Yes, I think the Public Health Agency of Canada has done a great job. I'm certainly not a health expert, but our airports have been strong supporters in making sure that all the elements they needed at our borders have been in place. However, they have moved forward on waste-water testing. Pearson has been part of a pilot in that, and we're seeing waste-water testing in our communities. They're doing this in the U.K. as well, testing off site within the community. There are ways they can monitor variants, according to PHAC, in terms of looking at variants that are coming into the country and within our communities. Waste water has been seen to reveal those variants four days earlier.
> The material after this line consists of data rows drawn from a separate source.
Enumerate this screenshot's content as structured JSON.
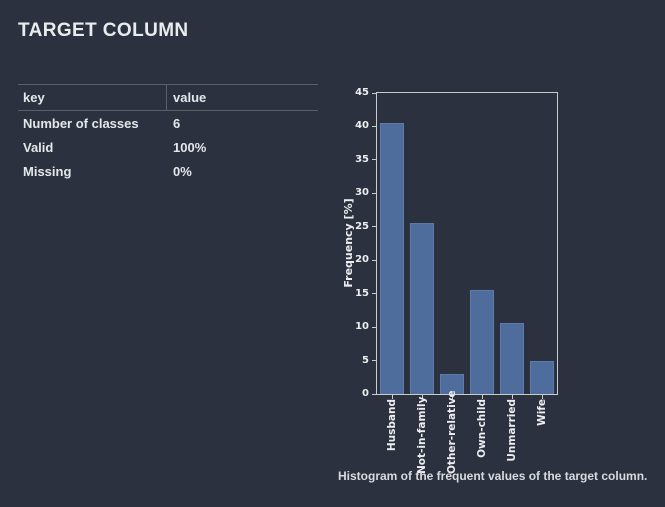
{
  "header": {
    "title": "TARGET COLUMN"
  },
  "table": {
    "columns": [
      "key",
      "value"
    ],
    "rows": [
      {
        "key": "Number of classes",
        "value": "6"
      },
      {
        "key": "Valid",
        "value": "100%"
      },
      {
        "key": "Missing",
        "value": "0%"
      }
    ]
  },
  "chart": {
    "caption": "Histogram of the frequent values of the target column."
  },
  "chart_data": {
    "type": "bar",
    "categories": [
      "Husband",
      "Not-in-family",
      "Other-relative",
      "Own-child",
      "Unmarried",
      "Wife"
    ],
    "values": [
      40.5,
      25.5,
      3.0,
      15.5,
      10.6,
      4.9
    ],
    "title": "",
    "xlabel": "",
    "ylabel": "Frequency [%]",
    "ylim": [
      0,
      45
    ],
    "yticks": [
      0,
      5,
      10,
      15,
      20,
      25,
      30,
      35,
      40,
      45
    ],
    "grid": false,
    "legend_position": "none",
    "bar_color": "#4e6c9c",
    "axis_color": "#c7ccd1"
  },
  "colors": {
    "background": "#2b313f",
    "title_text": "#e9ebee",
    "table_text": "#e4e7ea",
    "table_border": "#5c6169",
    "chart_frame": "#c7ccd1",
    "chart_text": "#eceef0",
    "bar_fill": "#4e6c9c",
    "caption_text": "#d8dbdf"
  }
}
We're just asking Public Health to look at other measures that don't impede the flow of traffic at our airports.

12:40 p.m.

Liberal

George Chahal Liberal Calgary Skyview, AB

Thank you.

Mr. Guy, the federal government has spent $11 billion to help the air sector during the pandemic. Based on my calculations, about a billion dollars was directed to airports. How much more would you have spent, and can you provide a figure?

12:40 p.m.

Senior Director, Transportation, Infrastructure and Regulatory Policy, Canadian Chamber of Commerce

Robin Guy

Honestly, I'm probably not necessarily the best person to answer that question, but definitely the government stepped up and was key in providing funding to a lot of these airports. I think some of my comments with regard to funding really just stem from the fact that low traffic volumes over the last two years meant that airports had to delay much-needed capital projects. I think making sure that our airports play a critical role in moving not just passengers but also goods, and, therefore, providing some assistance to airports to make sure they can focus on the much-needed infrastructure projects will help facilitate movement and grow our economy.

12:40 p.m.

Liberal

George Chahal Liberal Calgary Skyview, AB

You talked about—

12:40 p.m.

Liberal

The Chair Liberal Peter Schiefke

I'm sorry, Mr. Chahal. I'm sure you have a great question lined up.